American Genocide ?
America’s Holocaust: Operation Downfall, President Truman and The Invasion of Japan
Julian Tart, Weasel House Books
America’s Holocaust: Operation Downfall, President Truman and The Invasion of Japan
Julian Tart, Weasel House Books
Well, at least you can’t accuse the good Prof of burying the lede. On the contrary, a bracing directness runs throughout this book. A great deal of research underpins this work, but this is no mere arid regurgitation of the familiar details of mass slaughter. Professor Tart’s book is an openly partisan work in which he acts as Chief Prosecutor, charging President Truman, the US government and, indeed, America in general with the deliberate infliction of mass slaughter on the Japanese people.
The Professor’s charge is simple: that the US knew full well that with the invention of the atomic bomb, there was no need to invade Japan. Rather than the inevitable bloodbath, the US could have ended the war simply by demonstrating the effects of these weapons on a Japanese city or two.
This is hardly an original argument, but what gives makes this book stand out is both the energy and the depth of research which Professor Tart deploys to rebut the two most common reasons put forward to explain US reluctance to use ‘the bomb’. Data from early bomb trials, the author suggests, show that even had it been necessary to launch an atomic attack on a second Japanese city, these two attacks would still have caused less casualties than the incendiary raids on Tokyo. Indeed, as the author clearly shows, rarely did a Japanese city fall with a lower death toll than even the worst-case scenarios of atomic attack. Hence, arguments based on supposed 'moral qualms' about the use of these weapons simply don't stand up.

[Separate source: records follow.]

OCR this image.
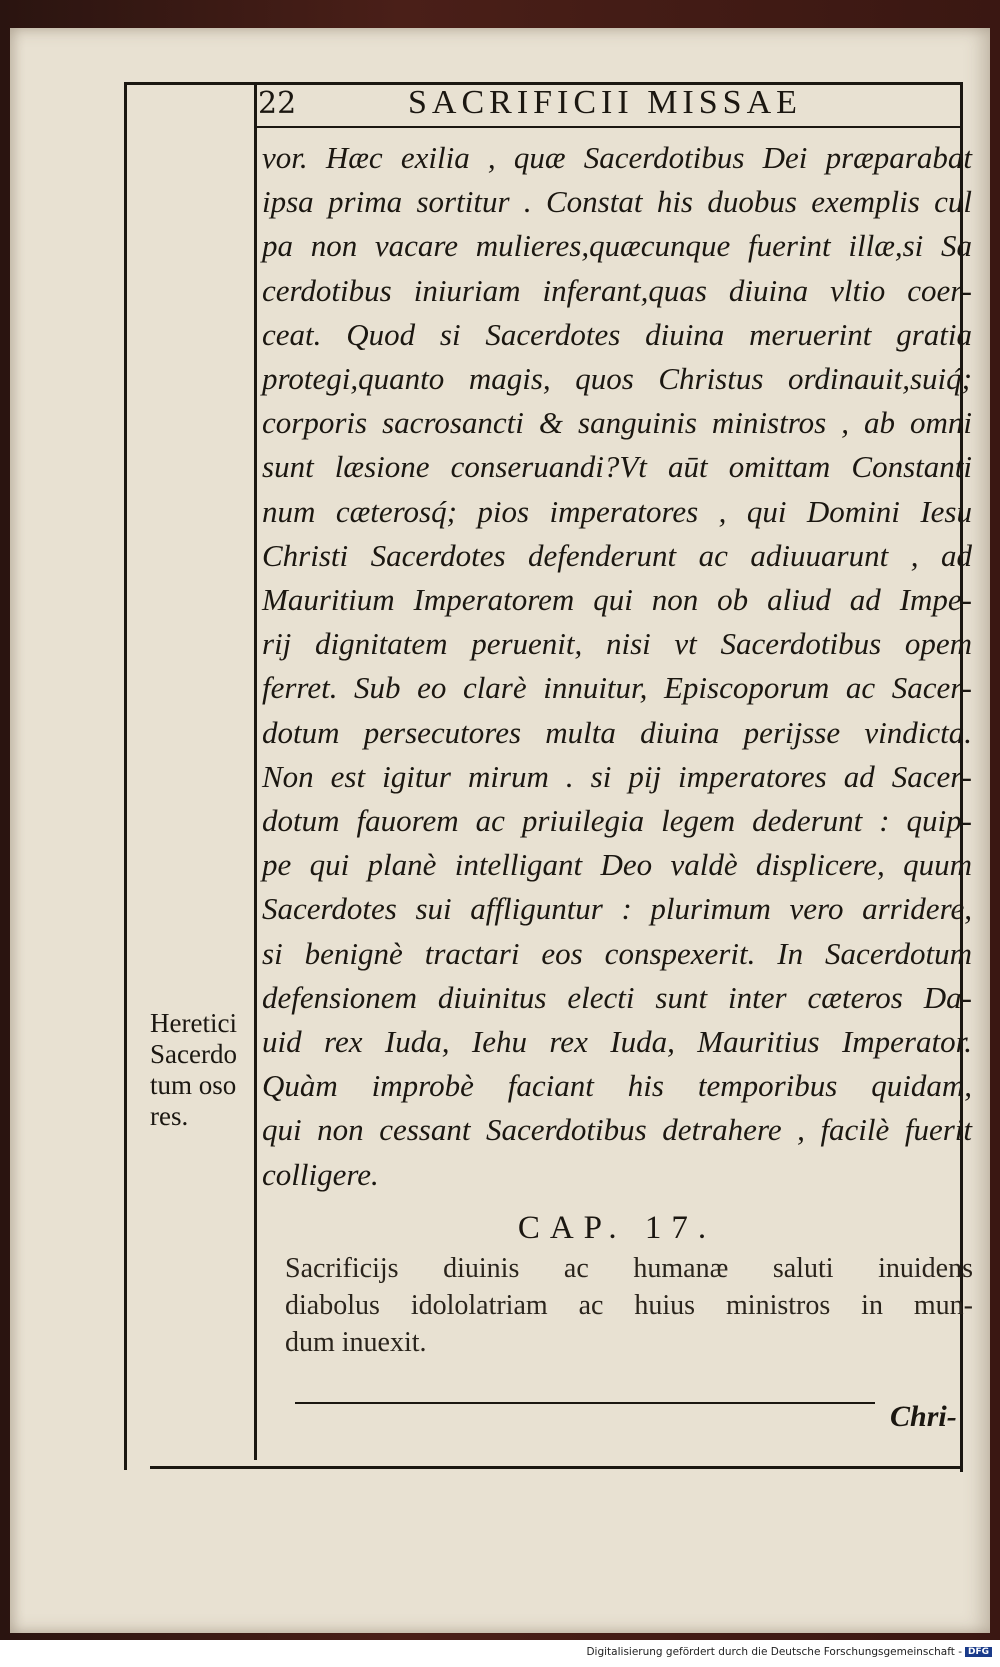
22	SACRIFICII MISSAE
vor. Hæc exilia , quæ Sacerdotibus Dei præparabat
ipsa prima sortitur . Constat his duobus exemplis cul
pa non vacare mulieres,quæcunque fuerint illæ,si Sa
cerdotibus iniuriam inferant,quas diuina vltio coer-
ceat. Quod si Sacerdotes diuina meruerint gratia
protegi,quanto magis, quos Christus ordinauit,suiq́;
corporis sacrosancti & sanguinis ministros , ab omni
sunt læsione conseruandi?Vt aūt omittam Constanti
num cæterosq́; pios imperatores , qui Domini Iesu
Christi Sacerdotes defenderunt ac adiuuarunt , ad
Mauritium Imperatorem qui non ob aliud ad Impe-
rij dignitatem peruenit, nisi vt Sacerdotibus opem
ferret. Sub eo clarè innuitur, Episcoporum ac Sacer-
dotum persecutores multa diuina perijsse vindicta.
Non est igitur mirum . si pij imperatores ad Sacer-
dotum fauorem ac priuilegia legem dederunt : quip-
pe qui planè intelligant Deo valdè displicere, quum
Sacerdotes sui affliguntur : plurimum vero arridere,
si benignè tractari eos conspexerit. In Sacerdotum
defensionem diuinitus electi sunt inter cæteros Da-
uid rex Iuda, Iehu rex Iuda, Mauritius Imperator.
Quàm improbè faciant his temporibus quidam,
qui non cessant Sacerdotibus detrahere , facilè fuerit
colligere.
Heretici
Sacerdo
tum oso
res.
CAP. 17.
Sacrificijs diuinis ac humanæ saluti inuidens
diabolus idololatriam ac huius ministros in mun-
dum inuexit.
Chri-
Digitalisierung gefördert durch die Deutsche Forschungsgemeinschaft - DFG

Prof Tart is similarly dismissive of the other argument commonly deployed: namely that the US could hardly be expected to predict that Japan would fight on even while beaten by all conventional measures. On the contrary, by mid-1945 the US was already all too familiar with the fanatical resistance of the Japanese soldier. Equally, mass suicide of entire families had already been observed when Saipan fell. The US could have no illusions about the likely result of invasion.
But why would the US government deliberately engineer a mass slaughter ? Tart certainly sees merit in the most commonly proposed reason, namely that America’s lust for vengeance post-Pearl Harbour was such that an orderly surrender following the clinical execution of a handful of cities would hardly satiate it, but he also argues that deeper, and far darker forces were at work. With the Cold War looming, the US anticipated that an early demonstration of atomic bombs would not only tip their hand to the Russians but also act as a focal point for pacifists who would seek to obstruct further development of these weapons.
All of the above have been proposed before, albeit rarely so well argued, but what has made the Professor’s work so controversial has been his final suggested reason for the US reluctance to use atomic weapons: pure economic self-interest. While an atomic attack would have destroyed the targeted city, a surrender in August 1945 (the earliest the atomic bomb could be used) would have left Japan with its institutions intact, a functioning civil society and an orderly transfer of power to the US. Nevertheless, surely a degree of Japanophillia is required to suggest, as Tart does, that Japan would then be able to reinvent itself as an economic superpower and competitor to the US ?
Nevertheless, leaving aside the author’s somewhat over-enthusiastic visions of people watching Japanese TVs or driving Japanese cars, this is a compelling indictment of an America which recklessly chose to prolong a brutal war, even while the means of almost instant victory were in its hands. Whether or not we believe Professor Tart’s vision of a ruthless America plotting to slaughter millions of Japanese, we can at least read his book and be reminded again of the horrific final act of the Pacific War, and understand why the names of Tokoyo, Kyoto and Hiroshima will live on for ever as bywords for the savagery of war.